ICON: A Little Jab

Tire temperature is a crucial parameter for the performance of any tire. A topic also reported on in the first issue of Christophorus 70 years ago.

   

The tires are the only connection between the surface of the road and the vehicle, whether series model or race car. Their grip properties play a key role in roadholding in everyday use and consistently fast laps on the racecourse. The Porsche racing engineers take this to heart in the early 1950s. Even back then, the key parameters for exploiting the full potential of the tires are air pressure and, more importantly, the temperature of the road surface – a topic also reported on in the first issue of Christophorus 70 years ago.

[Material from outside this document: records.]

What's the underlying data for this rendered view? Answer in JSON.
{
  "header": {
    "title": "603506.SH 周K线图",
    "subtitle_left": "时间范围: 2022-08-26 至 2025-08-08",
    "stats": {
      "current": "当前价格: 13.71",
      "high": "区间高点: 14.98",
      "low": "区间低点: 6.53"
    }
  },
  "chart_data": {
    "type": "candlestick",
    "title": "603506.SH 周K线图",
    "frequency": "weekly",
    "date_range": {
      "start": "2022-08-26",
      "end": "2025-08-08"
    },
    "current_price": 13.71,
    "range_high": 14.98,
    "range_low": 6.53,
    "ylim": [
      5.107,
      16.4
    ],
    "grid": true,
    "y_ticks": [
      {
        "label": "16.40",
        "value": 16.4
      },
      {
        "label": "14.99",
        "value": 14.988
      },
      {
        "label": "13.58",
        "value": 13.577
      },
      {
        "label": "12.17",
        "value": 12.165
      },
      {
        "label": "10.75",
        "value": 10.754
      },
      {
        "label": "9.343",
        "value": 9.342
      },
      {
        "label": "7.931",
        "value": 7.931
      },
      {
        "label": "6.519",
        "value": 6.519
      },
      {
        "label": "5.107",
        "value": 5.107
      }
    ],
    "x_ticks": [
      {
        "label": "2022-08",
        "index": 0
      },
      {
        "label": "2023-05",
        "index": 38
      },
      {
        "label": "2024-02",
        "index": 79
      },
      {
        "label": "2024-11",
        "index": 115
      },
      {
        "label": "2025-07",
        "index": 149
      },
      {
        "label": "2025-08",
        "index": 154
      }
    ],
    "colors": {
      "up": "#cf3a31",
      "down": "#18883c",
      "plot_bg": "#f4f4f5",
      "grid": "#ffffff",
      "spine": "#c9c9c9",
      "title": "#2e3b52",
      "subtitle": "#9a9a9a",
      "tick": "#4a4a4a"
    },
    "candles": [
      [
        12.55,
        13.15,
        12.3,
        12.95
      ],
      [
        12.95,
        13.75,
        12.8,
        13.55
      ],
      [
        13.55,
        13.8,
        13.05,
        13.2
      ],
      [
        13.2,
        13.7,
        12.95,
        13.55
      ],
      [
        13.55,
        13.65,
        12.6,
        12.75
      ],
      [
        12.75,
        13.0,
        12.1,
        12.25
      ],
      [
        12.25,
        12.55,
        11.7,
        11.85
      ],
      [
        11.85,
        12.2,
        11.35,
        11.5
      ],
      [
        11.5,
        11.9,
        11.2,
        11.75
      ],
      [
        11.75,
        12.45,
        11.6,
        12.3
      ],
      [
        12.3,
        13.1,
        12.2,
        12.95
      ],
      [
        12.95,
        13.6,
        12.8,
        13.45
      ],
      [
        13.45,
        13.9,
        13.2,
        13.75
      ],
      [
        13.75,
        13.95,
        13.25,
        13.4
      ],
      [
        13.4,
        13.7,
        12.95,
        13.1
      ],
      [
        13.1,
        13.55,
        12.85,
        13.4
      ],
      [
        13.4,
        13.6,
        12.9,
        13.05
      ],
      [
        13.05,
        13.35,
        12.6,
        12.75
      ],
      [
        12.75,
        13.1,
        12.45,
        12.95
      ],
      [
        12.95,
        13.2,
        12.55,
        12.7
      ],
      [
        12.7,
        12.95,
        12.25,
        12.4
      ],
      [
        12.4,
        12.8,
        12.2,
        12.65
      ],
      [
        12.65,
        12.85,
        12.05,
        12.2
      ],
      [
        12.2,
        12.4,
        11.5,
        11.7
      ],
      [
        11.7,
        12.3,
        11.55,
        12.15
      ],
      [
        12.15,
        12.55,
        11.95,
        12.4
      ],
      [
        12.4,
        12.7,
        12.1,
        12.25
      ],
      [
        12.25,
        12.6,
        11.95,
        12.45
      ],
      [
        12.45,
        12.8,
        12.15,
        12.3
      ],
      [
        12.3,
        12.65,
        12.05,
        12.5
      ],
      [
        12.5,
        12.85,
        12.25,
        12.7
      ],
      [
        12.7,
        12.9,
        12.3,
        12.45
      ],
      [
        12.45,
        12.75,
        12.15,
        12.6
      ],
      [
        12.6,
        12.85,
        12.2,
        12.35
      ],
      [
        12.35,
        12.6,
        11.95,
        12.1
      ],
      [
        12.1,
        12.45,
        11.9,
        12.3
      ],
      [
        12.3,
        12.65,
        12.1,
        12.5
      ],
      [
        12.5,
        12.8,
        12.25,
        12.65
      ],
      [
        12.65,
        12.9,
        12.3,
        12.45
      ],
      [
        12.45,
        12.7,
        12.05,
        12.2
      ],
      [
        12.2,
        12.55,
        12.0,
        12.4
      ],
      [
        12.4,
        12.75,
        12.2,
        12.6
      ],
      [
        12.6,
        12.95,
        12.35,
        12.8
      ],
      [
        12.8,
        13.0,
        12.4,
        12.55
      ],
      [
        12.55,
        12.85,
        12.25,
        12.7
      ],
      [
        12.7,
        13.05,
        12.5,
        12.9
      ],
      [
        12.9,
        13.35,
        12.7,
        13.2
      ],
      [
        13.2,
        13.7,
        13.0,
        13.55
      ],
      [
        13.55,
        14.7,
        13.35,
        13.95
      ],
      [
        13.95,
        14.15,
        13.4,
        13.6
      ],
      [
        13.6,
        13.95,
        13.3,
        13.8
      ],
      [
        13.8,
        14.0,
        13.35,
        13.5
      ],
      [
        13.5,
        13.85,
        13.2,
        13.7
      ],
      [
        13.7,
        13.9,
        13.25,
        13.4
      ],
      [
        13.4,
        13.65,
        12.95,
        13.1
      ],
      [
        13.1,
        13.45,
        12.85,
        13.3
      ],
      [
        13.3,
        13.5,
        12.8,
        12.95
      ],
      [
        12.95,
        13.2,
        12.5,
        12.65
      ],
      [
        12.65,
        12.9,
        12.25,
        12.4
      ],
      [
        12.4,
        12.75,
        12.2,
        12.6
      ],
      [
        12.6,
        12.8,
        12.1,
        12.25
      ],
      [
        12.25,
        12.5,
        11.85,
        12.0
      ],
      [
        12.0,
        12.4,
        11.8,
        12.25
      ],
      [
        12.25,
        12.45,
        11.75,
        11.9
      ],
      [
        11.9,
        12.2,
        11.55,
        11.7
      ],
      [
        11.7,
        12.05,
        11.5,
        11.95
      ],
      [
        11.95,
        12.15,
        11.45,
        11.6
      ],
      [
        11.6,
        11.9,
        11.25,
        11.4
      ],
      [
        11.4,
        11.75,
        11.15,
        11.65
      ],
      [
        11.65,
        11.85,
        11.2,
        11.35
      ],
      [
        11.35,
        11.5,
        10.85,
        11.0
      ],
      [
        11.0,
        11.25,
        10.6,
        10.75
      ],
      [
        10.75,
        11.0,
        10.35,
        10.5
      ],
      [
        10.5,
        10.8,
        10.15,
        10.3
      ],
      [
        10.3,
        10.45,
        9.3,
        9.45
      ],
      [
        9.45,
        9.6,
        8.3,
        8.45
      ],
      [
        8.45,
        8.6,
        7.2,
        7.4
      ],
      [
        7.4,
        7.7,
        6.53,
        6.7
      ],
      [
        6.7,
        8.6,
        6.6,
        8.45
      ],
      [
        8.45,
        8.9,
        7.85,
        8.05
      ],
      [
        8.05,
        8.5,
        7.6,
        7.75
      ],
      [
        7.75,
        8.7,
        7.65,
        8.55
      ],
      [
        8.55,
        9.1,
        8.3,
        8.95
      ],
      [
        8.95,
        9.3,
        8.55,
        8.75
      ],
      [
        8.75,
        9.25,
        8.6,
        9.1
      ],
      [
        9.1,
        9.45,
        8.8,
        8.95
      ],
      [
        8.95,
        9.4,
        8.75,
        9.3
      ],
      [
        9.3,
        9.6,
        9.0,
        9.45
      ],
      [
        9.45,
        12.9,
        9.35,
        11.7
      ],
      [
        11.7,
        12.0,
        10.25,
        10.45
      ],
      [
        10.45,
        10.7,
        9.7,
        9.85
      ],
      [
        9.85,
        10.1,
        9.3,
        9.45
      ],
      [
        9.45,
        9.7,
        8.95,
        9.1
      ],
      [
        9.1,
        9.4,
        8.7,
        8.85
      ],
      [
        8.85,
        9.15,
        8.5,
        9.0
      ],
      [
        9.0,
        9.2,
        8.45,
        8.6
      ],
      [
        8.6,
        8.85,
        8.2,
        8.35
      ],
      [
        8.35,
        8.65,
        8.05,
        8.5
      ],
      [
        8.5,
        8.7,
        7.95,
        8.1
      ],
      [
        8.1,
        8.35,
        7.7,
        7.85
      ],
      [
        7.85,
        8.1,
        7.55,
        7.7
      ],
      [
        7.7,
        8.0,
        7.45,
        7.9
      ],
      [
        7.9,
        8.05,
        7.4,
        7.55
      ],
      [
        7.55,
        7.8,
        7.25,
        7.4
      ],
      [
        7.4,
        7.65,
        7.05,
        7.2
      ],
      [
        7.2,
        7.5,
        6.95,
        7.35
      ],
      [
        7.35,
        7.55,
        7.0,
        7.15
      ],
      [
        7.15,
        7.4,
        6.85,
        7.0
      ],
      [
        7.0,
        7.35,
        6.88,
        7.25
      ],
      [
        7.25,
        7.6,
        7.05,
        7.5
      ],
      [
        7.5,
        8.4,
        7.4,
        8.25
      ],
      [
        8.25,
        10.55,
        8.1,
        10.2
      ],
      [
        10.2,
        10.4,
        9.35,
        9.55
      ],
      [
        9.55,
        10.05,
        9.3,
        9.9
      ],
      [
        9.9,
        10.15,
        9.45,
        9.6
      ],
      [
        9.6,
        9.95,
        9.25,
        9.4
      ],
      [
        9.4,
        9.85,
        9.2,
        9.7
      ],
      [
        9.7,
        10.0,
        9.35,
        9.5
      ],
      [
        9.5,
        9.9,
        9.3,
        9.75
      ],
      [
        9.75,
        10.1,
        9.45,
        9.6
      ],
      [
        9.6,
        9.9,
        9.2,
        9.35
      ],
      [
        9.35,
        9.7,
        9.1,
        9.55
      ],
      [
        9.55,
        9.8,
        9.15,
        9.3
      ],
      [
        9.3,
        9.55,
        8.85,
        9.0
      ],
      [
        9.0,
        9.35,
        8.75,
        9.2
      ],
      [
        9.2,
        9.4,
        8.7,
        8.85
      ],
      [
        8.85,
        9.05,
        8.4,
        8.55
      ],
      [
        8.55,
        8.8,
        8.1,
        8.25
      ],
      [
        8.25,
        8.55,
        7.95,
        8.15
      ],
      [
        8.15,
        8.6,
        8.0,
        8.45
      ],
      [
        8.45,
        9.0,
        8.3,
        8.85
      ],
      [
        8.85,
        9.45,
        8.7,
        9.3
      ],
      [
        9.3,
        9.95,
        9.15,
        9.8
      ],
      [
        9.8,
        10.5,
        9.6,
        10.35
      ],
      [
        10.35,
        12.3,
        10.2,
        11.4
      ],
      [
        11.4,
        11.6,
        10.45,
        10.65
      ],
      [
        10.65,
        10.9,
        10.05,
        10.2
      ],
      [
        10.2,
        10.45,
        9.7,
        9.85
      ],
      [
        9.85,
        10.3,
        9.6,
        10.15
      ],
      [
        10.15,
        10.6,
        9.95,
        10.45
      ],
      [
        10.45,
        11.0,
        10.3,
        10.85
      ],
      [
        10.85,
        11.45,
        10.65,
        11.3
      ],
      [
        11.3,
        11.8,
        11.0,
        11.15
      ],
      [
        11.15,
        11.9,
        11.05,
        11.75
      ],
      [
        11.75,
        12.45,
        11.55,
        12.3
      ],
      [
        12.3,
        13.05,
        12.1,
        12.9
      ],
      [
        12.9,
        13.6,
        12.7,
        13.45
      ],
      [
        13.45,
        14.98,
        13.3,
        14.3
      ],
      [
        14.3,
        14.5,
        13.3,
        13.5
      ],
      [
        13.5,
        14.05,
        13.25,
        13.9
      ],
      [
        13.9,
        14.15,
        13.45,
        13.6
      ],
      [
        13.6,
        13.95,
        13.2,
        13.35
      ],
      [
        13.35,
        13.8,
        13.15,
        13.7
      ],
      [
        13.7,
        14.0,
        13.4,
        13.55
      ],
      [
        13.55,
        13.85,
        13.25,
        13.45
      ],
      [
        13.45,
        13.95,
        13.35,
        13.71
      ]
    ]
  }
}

To this day, racing tires still receive a small jab whenever the driver makes a pit stop. The tire experts insert a fine needle probe just a few millimeters deep into the rubber. While this approach has changed very little over the decades, the method has been enhanced: once the key area of focus, the temperature at the center of the tread is now accompanied by that of the inside and outside. 

The measurement results at these three points provide important insight: Is tire capacity being used efficiently? Are the tires overtaxed or could they withstand even more? Ideally, tire potential is used evenly across the full width of the contact surface.

Slick tires like it hot, with a temperature range of 90 to 110 degrees Celsius offering the best grip. In professional racing, the tires are preheated to around 80 degrees using electric blankets or heat chambers, which allows them to reach their optimal temperature range on the course faster.

While the measuring instruments were little more than antiquated fever thermometers in the 1950s, modern digital devices are now faster and more precise. What hasn’t changed is the analogue way in which the measurement values are recorded: they’re written down by hand on sheets of paper and passed on to the racing engineers.